Anderson Valley Brewing Company Sold to the McGee Family
The holiday shopping season is underway, and it seems that breweries are a hot item. In a matter of weeks, we’ve witnessed the acquisition of New Belgium Brewing by Kirin’s Lion Little World Beverages and, just yesterday, the stunning story of Kings & Convicts purchasing Ballast Point. Today, Anderson Valley Brewing Company—one of the first craft breweries to emerge in the late ’80s, announced its sale to Kevin McGee, an entrepreneur with extensive experience in the craft beer and wine industries.

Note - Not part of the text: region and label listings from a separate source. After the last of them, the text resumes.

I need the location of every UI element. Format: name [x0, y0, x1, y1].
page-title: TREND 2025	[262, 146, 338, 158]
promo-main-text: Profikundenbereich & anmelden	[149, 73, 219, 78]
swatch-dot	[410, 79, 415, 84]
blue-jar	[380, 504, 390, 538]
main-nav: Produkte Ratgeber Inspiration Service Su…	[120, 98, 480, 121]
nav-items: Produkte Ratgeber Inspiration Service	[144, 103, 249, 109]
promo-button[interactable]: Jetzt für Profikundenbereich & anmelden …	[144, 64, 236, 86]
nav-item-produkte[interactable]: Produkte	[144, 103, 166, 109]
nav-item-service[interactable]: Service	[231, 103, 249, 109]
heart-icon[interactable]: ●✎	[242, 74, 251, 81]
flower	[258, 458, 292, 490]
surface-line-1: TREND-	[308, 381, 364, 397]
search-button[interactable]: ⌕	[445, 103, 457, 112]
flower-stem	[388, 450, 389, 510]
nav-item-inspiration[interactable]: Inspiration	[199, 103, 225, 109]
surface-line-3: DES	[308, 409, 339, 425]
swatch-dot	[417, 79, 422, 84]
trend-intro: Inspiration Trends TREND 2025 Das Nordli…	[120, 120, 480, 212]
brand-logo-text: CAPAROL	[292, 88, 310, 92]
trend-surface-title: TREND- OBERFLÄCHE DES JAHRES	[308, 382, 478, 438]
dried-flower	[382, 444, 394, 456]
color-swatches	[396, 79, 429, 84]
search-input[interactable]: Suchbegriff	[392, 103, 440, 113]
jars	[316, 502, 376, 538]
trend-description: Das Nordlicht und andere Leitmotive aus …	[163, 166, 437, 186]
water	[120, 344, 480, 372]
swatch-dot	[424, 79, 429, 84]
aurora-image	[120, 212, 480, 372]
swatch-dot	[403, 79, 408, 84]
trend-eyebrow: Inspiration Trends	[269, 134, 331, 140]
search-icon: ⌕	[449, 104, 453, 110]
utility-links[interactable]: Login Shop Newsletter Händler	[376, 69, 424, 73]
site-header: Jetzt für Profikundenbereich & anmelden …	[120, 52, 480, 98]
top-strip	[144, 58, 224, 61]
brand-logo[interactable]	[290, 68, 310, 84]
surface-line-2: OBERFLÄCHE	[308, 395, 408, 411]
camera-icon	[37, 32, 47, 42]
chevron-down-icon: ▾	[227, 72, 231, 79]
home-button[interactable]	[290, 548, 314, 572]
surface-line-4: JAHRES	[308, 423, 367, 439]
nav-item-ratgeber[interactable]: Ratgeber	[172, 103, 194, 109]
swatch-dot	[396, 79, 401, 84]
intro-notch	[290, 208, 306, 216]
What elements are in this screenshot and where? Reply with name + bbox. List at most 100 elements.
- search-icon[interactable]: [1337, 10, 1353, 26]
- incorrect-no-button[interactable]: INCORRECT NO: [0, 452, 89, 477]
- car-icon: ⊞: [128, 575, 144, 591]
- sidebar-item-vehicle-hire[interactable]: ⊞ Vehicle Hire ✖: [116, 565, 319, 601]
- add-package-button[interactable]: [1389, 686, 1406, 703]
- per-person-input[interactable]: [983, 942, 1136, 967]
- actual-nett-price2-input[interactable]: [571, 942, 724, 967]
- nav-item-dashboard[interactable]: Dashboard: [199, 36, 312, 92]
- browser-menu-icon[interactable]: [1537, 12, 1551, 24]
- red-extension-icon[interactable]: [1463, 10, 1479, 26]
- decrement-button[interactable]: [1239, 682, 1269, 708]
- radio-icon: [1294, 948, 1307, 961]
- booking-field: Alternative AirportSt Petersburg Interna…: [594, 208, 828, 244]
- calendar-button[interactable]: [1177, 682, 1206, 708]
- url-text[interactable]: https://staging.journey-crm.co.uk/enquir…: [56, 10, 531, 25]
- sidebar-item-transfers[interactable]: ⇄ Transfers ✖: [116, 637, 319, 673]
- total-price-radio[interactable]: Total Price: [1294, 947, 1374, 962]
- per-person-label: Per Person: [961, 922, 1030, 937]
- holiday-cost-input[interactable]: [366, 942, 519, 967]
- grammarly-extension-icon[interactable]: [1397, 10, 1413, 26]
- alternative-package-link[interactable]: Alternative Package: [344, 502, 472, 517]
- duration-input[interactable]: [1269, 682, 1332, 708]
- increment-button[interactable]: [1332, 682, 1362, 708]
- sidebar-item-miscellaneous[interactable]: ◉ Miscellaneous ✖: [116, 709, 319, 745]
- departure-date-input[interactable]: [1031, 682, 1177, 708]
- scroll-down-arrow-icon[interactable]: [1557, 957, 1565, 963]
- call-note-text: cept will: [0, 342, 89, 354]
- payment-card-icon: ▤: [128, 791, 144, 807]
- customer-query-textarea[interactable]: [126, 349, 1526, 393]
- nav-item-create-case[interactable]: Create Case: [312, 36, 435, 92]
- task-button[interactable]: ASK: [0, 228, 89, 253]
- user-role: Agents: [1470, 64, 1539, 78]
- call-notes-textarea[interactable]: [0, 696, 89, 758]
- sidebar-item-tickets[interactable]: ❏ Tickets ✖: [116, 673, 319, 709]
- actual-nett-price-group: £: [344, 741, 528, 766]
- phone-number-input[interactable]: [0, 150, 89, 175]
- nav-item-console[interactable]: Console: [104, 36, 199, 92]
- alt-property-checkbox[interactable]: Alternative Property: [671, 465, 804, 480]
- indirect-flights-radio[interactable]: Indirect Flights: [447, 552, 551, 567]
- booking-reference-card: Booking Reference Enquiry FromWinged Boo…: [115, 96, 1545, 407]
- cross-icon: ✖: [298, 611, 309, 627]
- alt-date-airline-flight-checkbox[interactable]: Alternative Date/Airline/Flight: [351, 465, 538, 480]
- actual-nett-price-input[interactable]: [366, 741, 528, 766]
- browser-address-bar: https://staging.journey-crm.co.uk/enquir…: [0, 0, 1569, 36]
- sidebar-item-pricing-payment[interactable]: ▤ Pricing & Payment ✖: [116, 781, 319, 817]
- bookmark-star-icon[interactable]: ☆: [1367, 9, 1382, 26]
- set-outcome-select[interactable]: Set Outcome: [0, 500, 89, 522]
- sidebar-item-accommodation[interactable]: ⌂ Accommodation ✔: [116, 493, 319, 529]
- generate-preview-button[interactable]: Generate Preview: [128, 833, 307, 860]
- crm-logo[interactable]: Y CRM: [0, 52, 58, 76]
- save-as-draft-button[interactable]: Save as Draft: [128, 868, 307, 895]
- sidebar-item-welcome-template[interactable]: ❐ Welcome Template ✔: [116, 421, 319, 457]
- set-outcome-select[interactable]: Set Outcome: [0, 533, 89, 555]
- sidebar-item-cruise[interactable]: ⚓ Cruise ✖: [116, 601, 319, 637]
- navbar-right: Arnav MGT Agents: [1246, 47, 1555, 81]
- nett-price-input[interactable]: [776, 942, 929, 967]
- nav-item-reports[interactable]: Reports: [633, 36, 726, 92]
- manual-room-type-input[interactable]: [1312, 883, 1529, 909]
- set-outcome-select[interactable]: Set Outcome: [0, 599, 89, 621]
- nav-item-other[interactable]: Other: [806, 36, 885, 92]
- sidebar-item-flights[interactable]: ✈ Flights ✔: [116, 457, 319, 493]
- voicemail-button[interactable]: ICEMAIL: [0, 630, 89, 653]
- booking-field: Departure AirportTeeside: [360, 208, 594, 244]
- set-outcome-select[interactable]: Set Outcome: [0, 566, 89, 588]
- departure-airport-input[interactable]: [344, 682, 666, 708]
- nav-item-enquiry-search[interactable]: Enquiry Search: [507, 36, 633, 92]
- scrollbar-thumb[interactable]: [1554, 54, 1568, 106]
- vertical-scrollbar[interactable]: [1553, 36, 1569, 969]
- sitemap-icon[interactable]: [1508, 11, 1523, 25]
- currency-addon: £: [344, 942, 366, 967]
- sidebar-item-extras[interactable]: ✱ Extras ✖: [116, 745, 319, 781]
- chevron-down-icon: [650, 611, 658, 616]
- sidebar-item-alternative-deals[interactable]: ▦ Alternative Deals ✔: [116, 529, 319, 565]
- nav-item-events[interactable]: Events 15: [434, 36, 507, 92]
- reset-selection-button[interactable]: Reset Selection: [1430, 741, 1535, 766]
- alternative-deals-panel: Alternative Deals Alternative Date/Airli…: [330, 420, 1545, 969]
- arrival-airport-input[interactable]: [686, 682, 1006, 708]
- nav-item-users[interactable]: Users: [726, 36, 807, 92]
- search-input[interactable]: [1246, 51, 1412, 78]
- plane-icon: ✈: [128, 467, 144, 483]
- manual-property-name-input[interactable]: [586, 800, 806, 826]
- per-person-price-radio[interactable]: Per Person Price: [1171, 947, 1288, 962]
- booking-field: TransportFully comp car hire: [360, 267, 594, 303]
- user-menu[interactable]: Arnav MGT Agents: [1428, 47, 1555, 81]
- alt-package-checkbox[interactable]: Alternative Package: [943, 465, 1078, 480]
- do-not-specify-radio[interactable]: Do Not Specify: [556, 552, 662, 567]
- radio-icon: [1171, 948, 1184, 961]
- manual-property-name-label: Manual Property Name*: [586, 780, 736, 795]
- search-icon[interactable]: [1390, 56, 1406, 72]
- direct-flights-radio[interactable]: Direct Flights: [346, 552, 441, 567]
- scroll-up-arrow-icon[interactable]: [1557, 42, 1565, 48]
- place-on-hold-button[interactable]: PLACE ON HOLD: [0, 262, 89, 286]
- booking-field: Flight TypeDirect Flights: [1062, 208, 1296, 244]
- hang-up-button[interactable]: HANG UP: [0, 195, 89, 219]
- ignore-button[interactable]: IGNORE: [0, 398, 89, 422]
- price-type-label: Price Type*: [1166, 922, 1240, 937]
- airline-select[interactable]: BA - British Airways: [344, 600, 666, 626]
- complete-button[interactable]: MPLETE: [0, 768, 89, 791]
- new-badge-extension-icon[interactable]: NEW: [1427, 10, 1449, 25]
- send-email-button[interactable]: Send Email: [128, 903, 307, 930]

Anderson Valley Brewing Company opened its doors the day after Christmas in 1987, becoming one of the first twenty U.S. craft breweries in operation. This is the second sale of the brewery; In 2010, HMB Holdings purchased the brewery from its founder, Ken Allen. In both sales, the brewery maintained its independently-owned status, which also allows it to remain a “craft brewery” as defined by the Brewers Association.
However, while it remains independent, Kevin McGee is no stranger to the corporate game, notably in the wine business. After graduating from the Executive Program at the Stanford University Graduate School of Business and working as an attorney for two decades, he left in 2005 to work at Jackson Family Wines, owners of Kendall-Jackson and La Crema wine brands. And then, in 2014, he took over as Chief Legal Officer and COO of Terroir Capital, an investment firm that handled several leading wine brands. In 2017, he took the title of CEO at Terroir.
But, McGee also understands the idea of small-batch and craft brewing. Since 2007, McGee turned his garage into a licensed, commercial brewery called Healdsburg Beer Company (HBC).
So, it would seem then that McGee (along with his family who are also investors) possesses a unique understanding of the law and business aspects of running a bigger brewery while also understanding the culture attached to craft brewing.
In a PorchDrinking interview with brewmaster Fal Allen, he noted the importance of Anderson Valley remaining family-owned. “Anderson Valley Brewing has always been family owned and I think that structure is a framework that works well for this brewery and its location.” Allen continued, “Kevin lives in the area and I think that is important too. For me personally – remaining a family-owned business is important because I value working for a small company where the systems of operation are obvious and easily traversed.”
“Anderson Valley Brewing Company is a very special place. For over three decades, the brewery and the people there have consistently produced world-class beer, and my family and I are very excited to be a part of its future,” said Kevin McGee in a press release. “The pioneering and innovative spirit is a critical part of what makes Anderson so special, and we’ll focus on amplifying that spirit rather than changing anything. There’s a nearly limitless appreciation for delicious beer, and despite huge growth in the craft category, it still only represents 14% of the overall beer market. With its tremendous product and culture, Anderson Valley and small independent breweries like it are very well positioned now and moving forward.”
McGee and his family take over a craft brewery that ranks as one of the 75 largest U.S. craft breweries with distribution to 30 states. Anderson Valley has an extensive brewing portfolio, with its series of Gose-style beers having grown into one of its most recognizable beers.
Allen also spoke to McGee and his family’s background and what it brings to Anderson Valley moving forward. “They bring with them a solid knowledge of business and of beer. Kevin has been involved in running several businesses as well as in running his own brewery for many years,” said Allen. “And, maybe most importantly he also brings with him a lot of enthusiasm. He has said that he is taking a multigenerational approach to the business and that he is very excited to build something for the long term.”
*Sources for this piece include Anderson Valley Brewing, Globenewswire,Yahoo Business, San Francisco Chronicle and WineBusiness.com.